The company’s Automated Document Processing system offers an automated solution to support government organizations searching for critical data that is buried in unusable and unsearchable documents like forms, technical manuals or images. Data Conversion Laboratory works with digitizing, converting and reorganizing content to facilitate universal access.
“While modern optical character recognition tools do a great job on most clean content, they get fooled by the non-textual content of complex documents, and accuracy degrades," said Mark Gross, founder and CEO of DCL. DCL’s technology transforms documents of varying visual quality and imagery into searchable XML documents, with extracted metadata, which can be stored and accessed via content-management and other end-user systems. Essentially, it pulls out non-text blocks of information and processes them separately, adding them back into the document later in a useable format.
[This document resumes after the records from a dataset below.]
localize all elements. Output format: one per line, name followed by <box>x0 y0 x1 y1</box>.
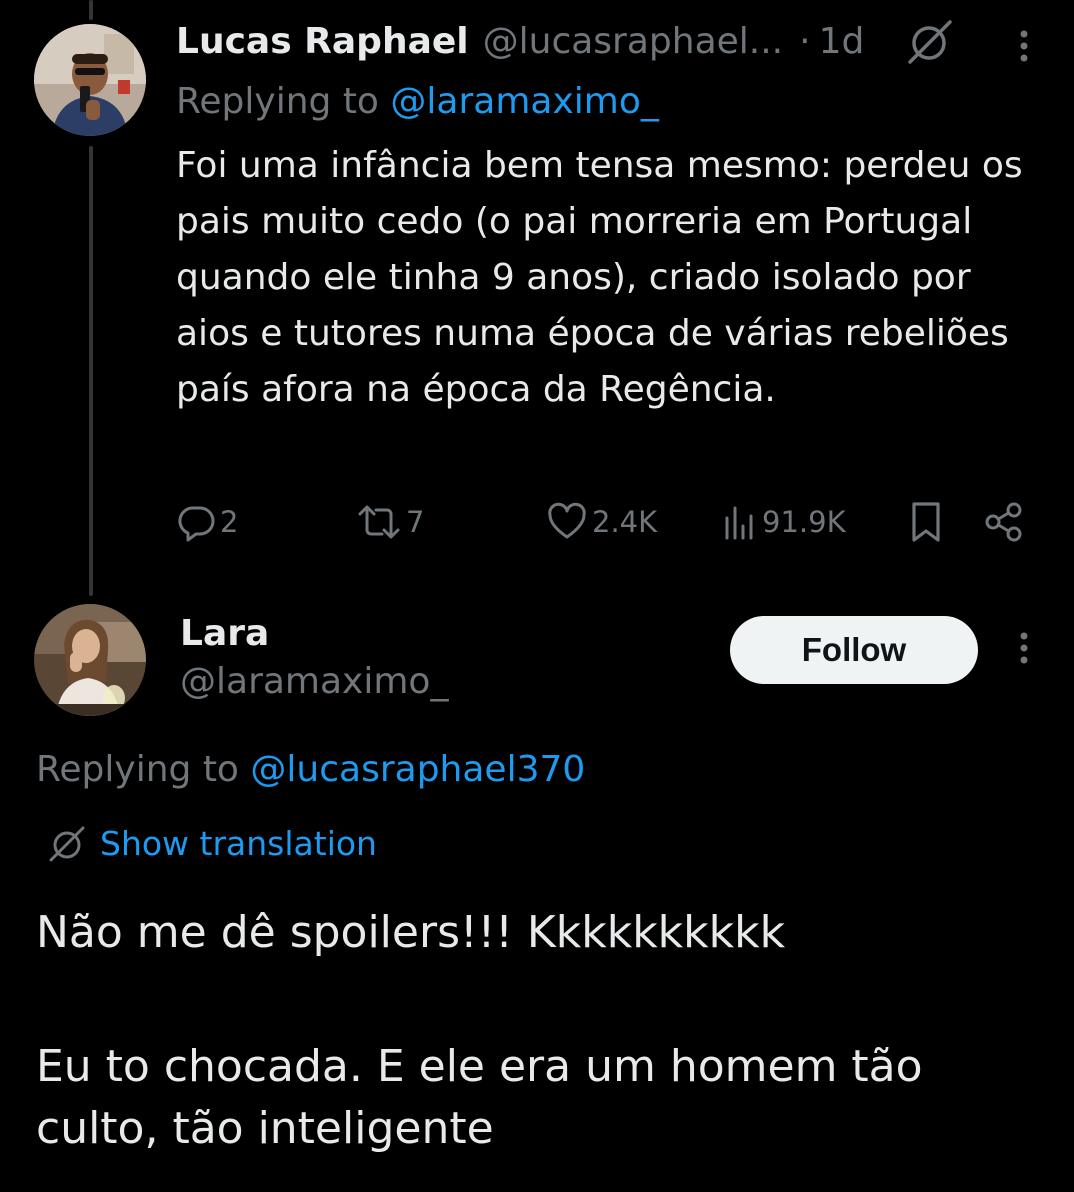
tweet1-more-icon[interactable] <box>1014 28 1034 68</box>
tweet2-body-spacer <box>36 964 1036 1036</box>
tweet2-body-line1: Não me dê spoilers!!! Kkkkkkkkkk <box>36 907 786 958</box>
tweet1-time[interactable]: 1d <box>819 20 865 64</box>
tweet2-replying-handle[interactable]: @lucasraphael370 <box>250 749 585 790</box>
tweet1-body: Foi uma infância bem tensa mesmo: perdeu… <box>176 145 1023 410</box>
follow-button[interactable]: Follow <box>730 616 978 684</box>
like-count: 2.4K <box>592 505 658 539</box>
tweet1-replying-prefix: Replying to <box>176 81 391 122</box>
avatar-lara[interactable] <box>34 604 146 716</box>
views-count: 91.9K <box>762 505 846 539</box>
thread-line-top <box>89 0 93 20</box>
tweet1-dot: · <box>799 21 811 62</box>
tweet2-body: Não me dê spoilers!!! Kkkkkkkkkk Eu to c… <box>36 902 1036 1160</box>
share-icon <box>985 502 1022 542</box>
tweet1-handle[interactable]: @lucasraphael... <box>483 20 784 64</box>
thread-line-connector <box>89 146 93 596</box>
show-translation-button[interactable]: Show translation <box>48 822 377 866</box>
tweet1-header: Lucas Raphael @lucasraphael... · 1d <box>176 20 864 64</box>
views-icon <box>725 506 753 540</box>
reply-icon <box>178 506 215 542</box>
avatar-lucas-raphael[interactable] <box>34 24 146 136</box>
repost-icon <box>358 505 400 539</box>
tweet1-display-name[interactable]: Lucas Raphael <box>176 20 469 64</box>
tweet1-replying-handle[interactable]: @laramaximo_ <box>390 81 658 122</box>
repost-count: 7 <box>406 505 425 539</box>
tweet2-replying-prefix: Replying to <box>36 749 251 790</box>
bookmark-icon <box>912 502 940 542</box>
show-translation-label: Show translation <box>100 824 377 863</box>
tweet1-replying-to: Replying to @laramaximo_ <box>176 80 659 124</box>
translate-icon[interactable] <box>906 20 954 68</box>
tweet2-handle[interactable]: @laramaximo_ <box>180 660 448 704</box>
repost-button[interactable]: 7 <box>356 498 424 546</box>
tweet2-replying-to: Replying to @lucasraphael370 <box>36 748 585 792</box>
like-button[interactable]: 2.4K <box>546 498 657 546</box>
reply-button[interactable]: 2 <box>176 498 238 546</box>
like-icon <box>548 502 586 539</box>
translate-icon <box>49 826 85 862</box>
reply-count: 2 <box>220 505 239 539</box>
share-button[interactable] <box>982 498 1026 546</box>
tweet2-display-name[interactable]: Lara <box>180 612 269 656</box>
tweet2-body-line2: Eu to chocada. E ele era um homem tão cu… <box>36 1041 923 1154</box>
bookmark-button[interactable] <box>906 498 946 546</box>
views-button[interactable]: 91.9K <box>720 498 846 546</box>
tweet2-more-icon[interactable] <box>1014 630 1034 670</box>
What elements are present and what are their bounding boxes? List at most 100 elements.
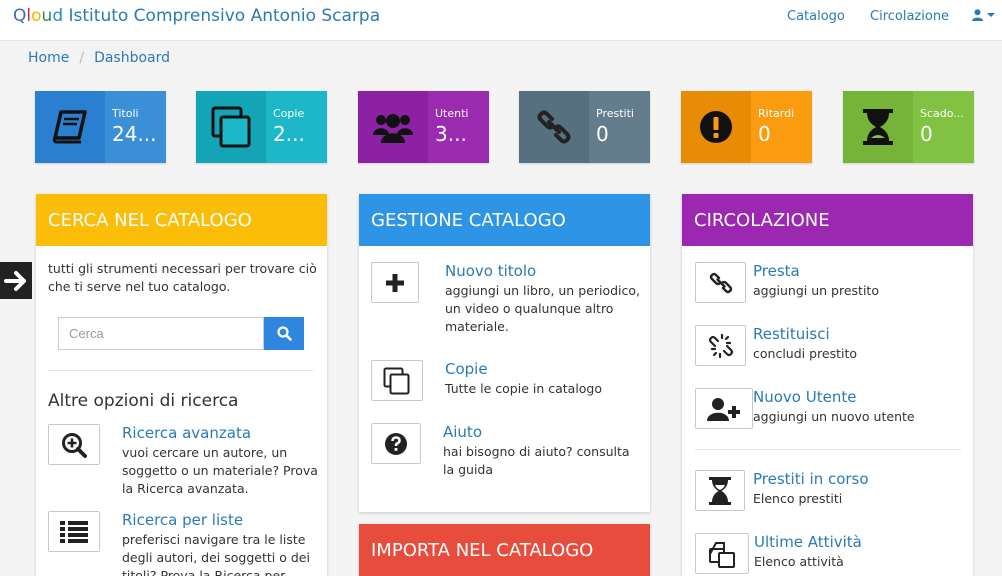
aiuto-link[interactable]: Aiuto bbox=[443, 423, 639, 441]
divider bbox=[695, 449, 961, 450]
brand-logo[interactable]: Qloud Istituto Comprensivo Antonio Scarp… bbox=[13, 6, 380, 26]
stat-label: Utenti bbox=[435, 107, 469, 120]
copie-item: Copie Tutte le copie in catalogo bbox=[371, 360, 641, 401]
restituisci-item: Restituisci concludi prestito bbox=[695, 325, 965, 366]
stat-box-scadenze[interactable]: Scado... 0 bbox=[843, 91, 974, 163]
item-description: aggiungi un nuovo utente bbox=[753, 409, 915, 424]
copie-link[interactable]: Copie bbox=[445, 360, 641, 378]
item-description: Elenco prestiti bbox=[753, 491, 843, 506]
user-menu[interactable] bbox=[972, 9, 995, 21]
search-plus-icon bbox=[62, 432, 87, 458]
ricerca-avanzata-button[interactable] bbox=[48, 424, 100, 465]
stat-label: Ritardi bbox=[758, 107, 795, 120]
search-button[interactable] bbox=[264, 317, 304, 350]
stat-box-titoli[interactable]: Titoli 24... bbox=[35, 91, 166, 163]
item-description: Tutte le copie in catalogo bbox=[445, 381, 603, 396]
panel-title: IMPORTA NEL CATALOGO bbox=[359, 524, 650, 576]
exclamation-icon bbox=[681, 91, 751, 163]
stat-value: 0 bbox=[596, 122, 609, 146]
search-form bbox=[58, 317, 304, 350]
section-heading: Altre opzioni di ricerca bbox=[48, 391, 239, 411]
nuovo-utente-button[interactable] bbox=[695, 388, 753, 429]
copy-icon bbox=[709, 541, 735, 568]
aiuto-item: Aiuto hai bisogno di aiuto? consulta la … bbox=[371, 423, 641, 479]
user-plus-icon bbox=[707, 397, 740, 421]
presta-link[interactable]: Presta bbox=[753, 262, 879, 280]
breadcrumb-dashboard[interactable]: Dashboard bbox=[94, 50, 170, 66]
stat-box-utenti[interactable]: Utenti 3... bbox=[358, 91, 489, 163]
link-icon bbox=[519, 91, 589, 163]
breadcrumb-home[interactable]: Home bbox=[28, 50, 69, 66]
hourglass-icon bbox=[709, 476, 731, 505]
item-description: hai bisogno di aiuto? consulta la guida bbox=[443, 444, 630, 477]
prestiti-in-corso-item: Prestiti in corso Elenco prestiti bbox=[695, 470, 965, 511]
stat-label: Titoli bbox=[112, 107, 139, 120]
ricerca-liste-button[interactable] bbox=[48, 511, 100, 552]
item-description: aggiungi un libro, un periodico, un vide… bbox=[445, 283, 640, 334]
ultime-attivita-button[interactable] bbox=[695, 533, 749, 574]
restituisci-button[interactable] bbox=[695, 325, 746, 366]
book-icon bbox=[35, 91, 105, 163]
question-icon bbox=[385, 432, 407, 455]
item-description: vuoi cercare un autore, un soggetto o un… bbox=[122, 445, 318, 496]
item-description: aggiungi un prestito bbox=[753, 283, 879, 298]
sidebar-toggle[interactable] bbox=[0, 262, 32, 299]
stat-value: 24... bbox=[112, 122, 157, 146]
nav-circolazione[interactable]: Circolazione bbox=[870, 9, 949, 24]
presta-button[interactable] bbox=[695, 262, 746, 303]
panel-description: tutti gli strumenti necessari per trovar… bbox=[48, 261, 317, 294]
ricerca-avanzata-link[interactable]: Ricerca avanzata bbox=[122, 424, 318, 442]
copie-button[interactable] bbox=[371, 360, 423, 401]
stat-label: Scado... bbox=[920, 107, 964, 120]
nuovo-utente-link[interactable]: Nuovo Utente bbox=[753, 388, 915, 406]
item-description: preferisci navigare tra le liste degli a… bbox=[122, 532, 310, 576]
stat-label: Prestiti bbox=[596, 107, 634, 120]
presta-item: Presta aggiungi un prestito bbox=[695, 262, 965, 303]
ultime-attivita-link[interactable]: Ultime Attività bbox=[754, 533, 862, 551]
stat-value: 2... bbox=[273, 122, 305, 146]
panel-gestione-catalogo: GESTIONE CATALOGO Nuovo titolo aggiungi … bbox=[359, 194, 650, 512]
stat-value: 3... bbox=[435, 122, 467, 146]
panel-title: CERCA NEL CATALOGO bbox=[36, 194, 327, 246]
ricerca-avanzata-item: Ricerca avanzata vuoi cercare un autore,… bbox=[48, 424, 318, 498]
link-icon bbox=[709, 272, 732, 293]
unlink-icon bbox=[708, 333, 733, 358]
nuovo-utente-item: Nuovo Utente aggiungi un nuovo utente bbox=[695, 388, 965, 429]
panel-title: CIRCOLAZIONE bbox=[682, 194, 973, 246]
item-description: concludi prestito bbox=[753, 346, 858, 361]
hourglass-icon bbox=[843, 91, 913, 163]
prestiti-in-corso-button[interactable] bbox=[695, 470, 745, 511]
arrow-right-icon bbox=[4, 270, 26, 291]
divider bbox=[48, 370, 314, 371]
caret-down-icon bbox=[987, 13, 995, 17]
user-icon bbox=[972, 9, 983, 21]
nuovo-titolo-link[interactable]: Nuovo titolo bbox=[445, 262, 641, 280]
search-input[interactable] bbox=[58, 317, 264, 350]
ultime-attivita-item: Ultime Attività Elenco attività bbox=[695, 533, 965, 574]
stat-box-ritardi[interactable]: Ritardi 0 bbox=[681, 91, 812, 163]
ricerca-liste-item: Ricerca per liste preferisci navigare tr… bbox=[48, 511, 318, 576]
stat-box-copie[interactable]: Copie 2... bbox=[196, 91, 327, 163]
ricerca-liste-link[interactable]: Ricerca per liste bbox=[122, 511, 318, 529]
stat-value: 0 bbox=[920, 122, 933, 146]
top-navbar: Qloud Istituto Comprensivo Antonio Scarp… bbox=[0, 0, 1002, 41]
stat-box-prestiti[interactable]: Prestiti 0 bbox=[519, 91, 650, 163]
copy-icon bbox=[383, 367, 410, 394]
plus-icon bbox=[386, 273, 404, 292]
stat-value: 0 bbox=[758, 122, 771, 146]
breadcrumb: Home / Dashboard bbox=[28, 50, 170, 66]
panel-importa-catalogo: IMPORTA NEL CATALOGO bbox=[359, 524, 650, 576]
item-description: Elenco attività bbox=[754, 554, 844, 569]
nav-catalogo[interactable]: Catalogo bbox=[787, 9, 845, 24]
aiuto-button[interactable] bbox=[371, 423, 421, 464]
panel-title: GESTIONE CATALOGO bbox=[359, 194, 650, 246]
list-icon bbox=[60, 520, 88, 543]
breadcrumb-separator: / bbox=[79, 50, 85, 66]
nuovo-titolo-button[interactable] bbox=[371, 262, 419, 303]
users-icon bbox=[358, 91, 428, 163]
restituisci-link[interactable]: Restituisci bbox=[753, 325, 857, 343]
panel-cerca-catalogo: CERCA NEL CATALOGO tutti gli strumenti n… bbox=[36, 194, 327, 576]
stat-label: Copie bbox=[273, 107, 305, 120]
prestiti-in-corso-link[interactable]: Prestiti in corso bbox=[753, 470, 869, 488]
copy-icon bbox=[196, 91, 266, 163]
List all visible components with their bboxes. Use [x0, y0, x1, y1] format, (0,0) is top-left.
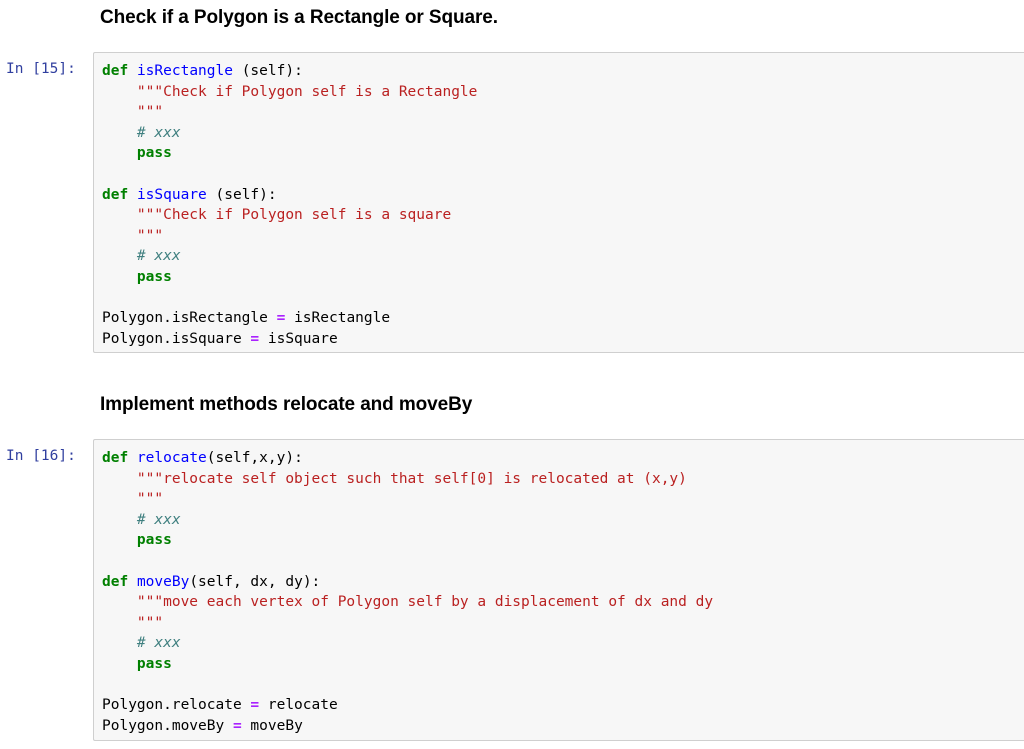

The new Automated Document Processing system, hosted at DCL in a secure environment, has been in operation and testing since early this year and is now ready to be rolled out to those who need to turn mountains of paper forms into useful data. The system is capable of processing hundreds of thousands of pages per day and operating 24/7 without human intervention, which reduces human effort and cost.
"Customizable to fit the specific requirements of each client, this system can manage the conversion of millions of pages in a 100 percent lights-out environment at such a surprisingly high accuracy rate,” Gross said.
The system includes an integrated communication layer, load balancing capabilities, a workflow engine and a multi-step processing approach. Thoroughly tested and now in operation, DCL Automated Document Processing incorporates decades of conversion expertise and innovative technology to deliver high-quality converted documents and metadata, the company said.
John Breeden II is a freelance technology writer for GCN.